Кажется, это крытая парковка при пабе. Кантри-бэнд внутри все еще играет. Они перепевают песню Вилли Нельсона о матерях, не позволяющих своим детям становиться ковбоями.
Когда я пытаюсь подняться, меня толкают сзади, и я падаю в маслянистую лужу. Четверо подростков из паба стоят надо мной.
– Деньги есть? – спрашивает девочка.
– Отвалите.
Удар нацелен мне в голову, но я уклоняюсь. Второй приходится в живот. Внутренности сжимаются, и меня снова тошнит. Я хватаю ртом воздух и пытаюсь собраться с мыслями.
– Бог мой, Баз, ты же говорил, что никого не тронешь! – говорит девочка.
– Заткнись, дура. Не называй имен.
– Пошел ты!
– Прекратите, вы двое, – вмешивается еще один, Оззи, левша, пивший ром с кока-колой.

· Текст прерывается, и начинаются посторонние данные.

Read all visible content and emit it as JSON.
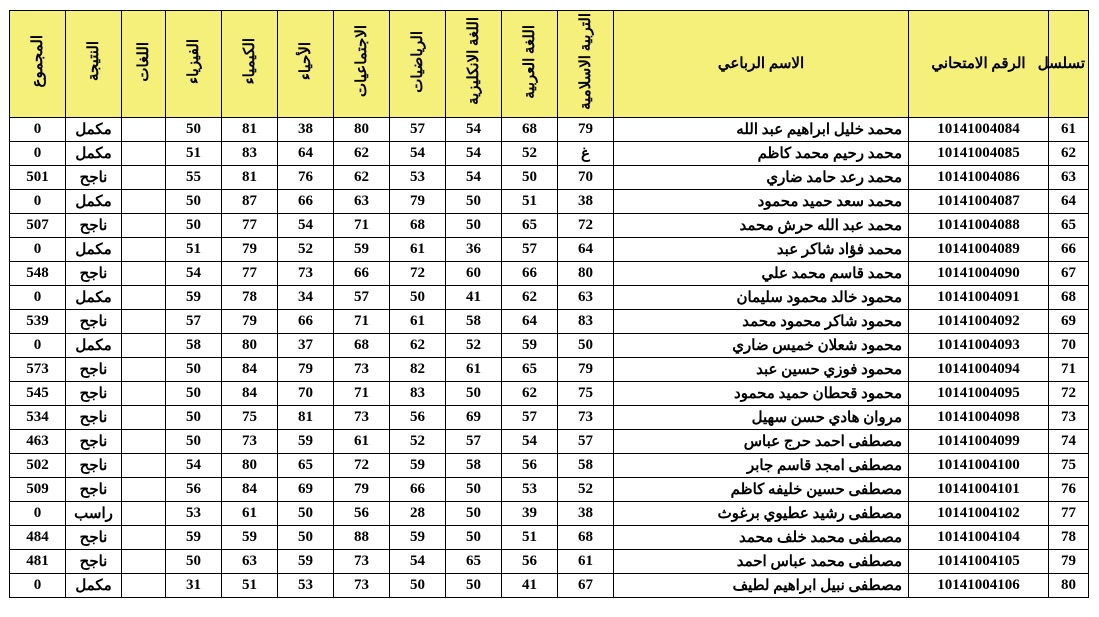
{
  "columns": [
    {
      "key": "seq",
      "label": "تسلسل",
      "vert": false,
      "colclass": "c-seq"
    },
    {
      "key": "exam_no",
      "label": "الرقم الامتحاني",
      "vert": false,
      "colclass": "c-exam"
    },
    {
      "key": "name",
      "label": "الاسم الرباعي",
      "vert": false,
      "colclass": "c-name"
    },
    {
      "key": "islamic",
      "label": "التربية الاسلامية",
      "vert": true,
      "colclass": "c-sub"
    },
    {
      "key": "arabic",
      "label": "اللغة العربية",
      "vert": true,
      "colclass": "c-sub"
    },
    {
      "key": "english",
      "label": "اللغة الانكليزية",
      "vert": true,
      "colclass": "c-sub"
    },
    {
      "key": "math",
      "label": "الرياضيات",
      "vert": true,
      "colclass": "c-sub"
    },
    {
      "key": "social",
      "label": "الاجتماعيات",
      "vert": true,
      "colclass": "c-sub"
    },
    {
      "key": "biology",
      "label": "الأحياء",
      "vert": true,
      "colclass": "c-sub"
    },
    {
      "key": "chemistry",
      "label": "الكيمياء",
      "vert": true,
      "colclass": "c-sub"
    },
    {
      "key": "physics",
      "label": "الفيزياء",
      "vert": true,
      "colclass": "c-sub"
    },
    {
      "key": "langs",
      "label": "اللغات",
      "vert": true,
      "colclass": "c-lang"
    },
    {
      "key": "result",
      "label": "النتيجة",
      "vert": true,
      "colclass": "c-res"
    },
    {
      "key": "total",
      "label": "المجموع",
      "vert": true,
      "colclass": "c-tot"
    }
  ],
  "header_bg": "#f5f07a",
  "border_color": "#000000",
  "font_family": "Times New Roman",
  "cell_fontsize": 15,
  "header_fontsize": 15,
  "rows": [
    {
      "seq": "61",
      "exam_no": "10141004084",
      "name": "محمد خليل ابراهيم عبد الله",
      "islamic": "79",
      "arabic": "68",
      "english": "54",
      "math": "57",
      "social": "80",
      "biology": "38",
      "chemistry": "81",
      "physics": "50",
      "langs": "",
      "result": "مكمل",
      "total": "0"
    },
    {
      "seq": "62",
      "exam_no": "10141004085",
      "name": "محمد رحيم محمد كاظم",
      "islamic": "غ",
      "arabic": "52",
      "english": "54",
      "math": "54",
      "social": "62",
      "biology": "64",
      "chemistry": "83",
      "physics": "51",
      "langs": "",
      "result": "مكمل",
      "total": "0"
    },
    {
      "seq": "63",
      "exam_no": "10141004086",
      "name": "محمد رعد حامد ضاري",
      "islamic": "70",
      "arabic": "50",
      "english": "54",
      "math": "53",
      "social": "62",
      "biology": "76",
      "chemistry": "81",
      "physics": "55",
      "langs": "",
      "result": "ناجح",
      "total": "501"
    },
    {
      "seq": "64",
      "exam_no": "10141004087",
      "name": "محمد سعد حميد محمود",
      "islamic": "38",
      "arabic": "51",
      "english": "50",
      "math": "79",
      "social": "63",
      "biology": "66",
      "chemistry": "87",
      "physics": "50",
      "langs": "",
      "result": "مكمل",
      "total": "0"
    },
    {
      "seq": "65",
      "exam_no": "10141004088",
      "name": "محمد عبد الله حرش محمد",
      "islamic": "72",
      "arabic": "65",
      "english": "50",
      "math": "68",
      "social": "71",
      "biology": "54",
      "chemistry": "77",
      "physics": "50",
      "langs": "",
      "result": "ناجح",
      "total": "507"
    },
    {
      "seq": "66",
      "exam_no": "10141004089",
      "name": "محمد فؤاد شاكر عبد",
      "islamic": "64",
      "arabic": "57",
      "english": "36",
      "math": "61",
      "social": "59",
      "biology": "52",
      "chemistry": "79",
      "physics": "51",
      "langs": "",
      "result": "مكمل",
      "total": "0"
    },
    {
      "seq": "67",
      "exam_no": "10141004090",
      "name": "محمد قاسم محمد علي",
      "islamic": "80",
      "arabic": "66",
      "english": "60",
      "math": "72",
      "social": "66",
      "biology": "73",
      "chemistry": "77",
      "physics": "54",
      "langs": "",
      "result": "ناجح",
      "total": "548"
    },
    {
      "seq": "68",
      "exam_no": "10141004091",
      "name": "محمود خالد محمود سليمان",
      "islamic": "63",
      "arabic": "62",
      "english": "41",
      "math": "50",
      "social": "57",
      "biology": "34",
      "chemistry": "78",
      "physics": "59",
      "langs": "",
      "result": "مكمل",
      "total": "0"
    },
    {
      "seq": "69",
      "exam_no": "10141004092",
      "name": "محمود شاكر محمود محمد",
      "islamic": "83",
      "arabic": "64",
      "english": "58",
      "math": "61",
      "social": "71",
      "biology": "66",
      "chemistry": "79",
      "physics": "57",
      "langs": "",
      "result": "ناجح",
      "total": "539"
    },
    {
      "seq": "70",
      "exam_no": "10141004093",
      "name": "محمود شعلان خميس ضاري",
      "islamic": "50",
      "arabic": "59",
      "english": "52",
      "math": "62",
      "social": "68",
      "biology": "37",
      "chemistry": "80",
      "physics": "58",
      "langs": "",
      "result": "مكمل",
      "total": "0"
    },
    {
      "seq": "71",
      "exam_no": "10141004094",
      "name": "محمود فوزي حسين عبد",
      "islamic": "79",
      "arabic": "65",
      "english": "61",
      "math": "82",
      "social": "73",
      "biology": "79",
      "chemistry": "84",
      "physics": "50",
      "langs": "",
      "result": "ناجح",
      "total": "573"
    },
    {
      "seq": "72",
      "exam_no": "10141004095",
      "name": "محمود قحطان حميد محمود",
      "islamic": "75",
      "arabic": "62",
      "english": "50",
      "math": "83",
      "social": "71",
      "biology": "70",
      "chemistry": "84",
      "physics": "50",
      "langs": "",
      "result": "ناجح",
      "total": "545"
    },
    {
      "seq": "73",
      "exam_no": "10141004098",
      "name": "مروان هادي حسن سهيل",
      "islamic": "73",
      "arabic": "57",
      "english": "69",
      "math": "56",
      "social": "73",
      "biology": "81",
      "chemistry": "75",
      "physics": "50",
      "langs": "",
      "result": "ناجح",
      "total": "534"
    },
    {
      "seq": "74",
      "exam_no": "10141004099",
      "name": "مصطفى احمد حرج عباس",
      "islamic": "57",
      "arabic": "54",
      "english": "57",
      "math": "52",
      "social": "61",
      "biology": "59",
      "chemistry": "73",
      "physics": "50",
      "langs": "",
      "result": "ناجح",
      "total": "463"
    },
    {
      "seq": "75",
      "exam_no": "10141004100",
      "name": "مصطفى امجد قاسم جابر",
      "islamic": "58",
      "arabic": "56",
      "english": "58",
      "math": "59",
      "social": "72",
      "biology": "65",
      "chemistry": "80",
      "physics": "54",
      "langs": "",
      "result": "ناجح",
      "total": "502"
    },
    {
      "seq": "76",
      "exam_no": "10141004101",
      "name": "مصطفى حسين خليفه كاظم",
      "islamic": "52",
      "arabic": "53",
      "english": "50",
      "math": "66",
      "social": "79",
      "biology": "69",
      "chemistry": "84",
      "physics": "56",
      "langs": "",
      "result": "ناجح",
      "total": "509"
    },
    {
      "seq": "77",
      "exam_no": "10141004102",
      "name": "مصطفى رشيد عطيوي برغوث",
      "islamic": "38",
      "arabic": "39",
      "english": "50",
      "math": "28",
      "social": "56",
      "biology": "50",
      "chemistry": "61",
      "physics": "53",
      "langs": "",
      "result": "راسب",
      "total": "0"
    },
    {
      "seq": "78",
      "exam_no": "10141004104",
      "name": "مصطفى محمد خلف محمد",
      "islamic": "68",
      "arabic": "51",
      "english": "50",
      "math": "59",
      "social": "88",
      "biology": "50",
      "chemistry": "59",
      "physics": "59",
      "langs": "",
      "result": "ناجح",
      "total": "484"
    },
    {
      "seq": "79",
      "exam_no": "10141004105",
      "name": "مصطفى محمد عباس احمد",
      "islamic": "61",
      "arabic": "56",
      "english": "65",
      "math": "54",
      "social": "73",
      "biology": "59",
      "chemistry": "63",
      "physics": "50",
      "langs": "",
      "result": "ناجح",
      "total": "481"
    },
    {
      "seq": "80",
      "exam_no": "10141004106",
      "name": "مصطفى نبيل ابراهيم لطيف",
      "islamic": "67",
      "arabic": "41",
      "english": "50",
      "math": "50",
      "social": "73",
      "biology": "53",
      "chemistry": "51",
      "physics": "31",
      "langs": "",
      "result": "مكمل",
      "total": "0"
    }
  ]
}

– Не лезь, тупица! – Баз смотрит на него сверху вниз.
Кто-то вытаскивает из моего кармана кошелек.
– Никаких карточек, только наличные, – говорит Баз. Он здесь старший – ему уже за двадцать, на шее вытатуирована свастика. Ухватив за пальто на груди, он легко поднимает меня и придвигает мое лицо к своему. Я чувствую запах пива, орехов и сигарет.
– Послушай-ка, денежный мешок! Тебя сюда не приглашали.
Меня толкают, и я ударяюсь о забор, поверх которого тянется колючая проволока. Баз подходит ко мне вплотную. Он дюйма на три ниже меня и плотный, как бочка. В его руке поблескивает нож.
– Мне нужен кошелек. Если отдадите его, я не буду на вас заявлять, – говорю я.
Он смеется и передразнивает меня. Неужели у меня действительно такой испуганный голос?
– Вы шли за мной из паба. Я видел, как вы играли в пул. Вы проиграли последнюю партию…
Девочка поправляет съехавшие очки. Ее ногти обкусаны до мяса.
– Что он говорит, Баз?
– Заткнись! Не называй меня по имени, черт тебя дери! – Он собирается оттолкнуть ее, но она бросает на него гневный взгляд. Молчание затягивается. Я больше не чувствую опьянения.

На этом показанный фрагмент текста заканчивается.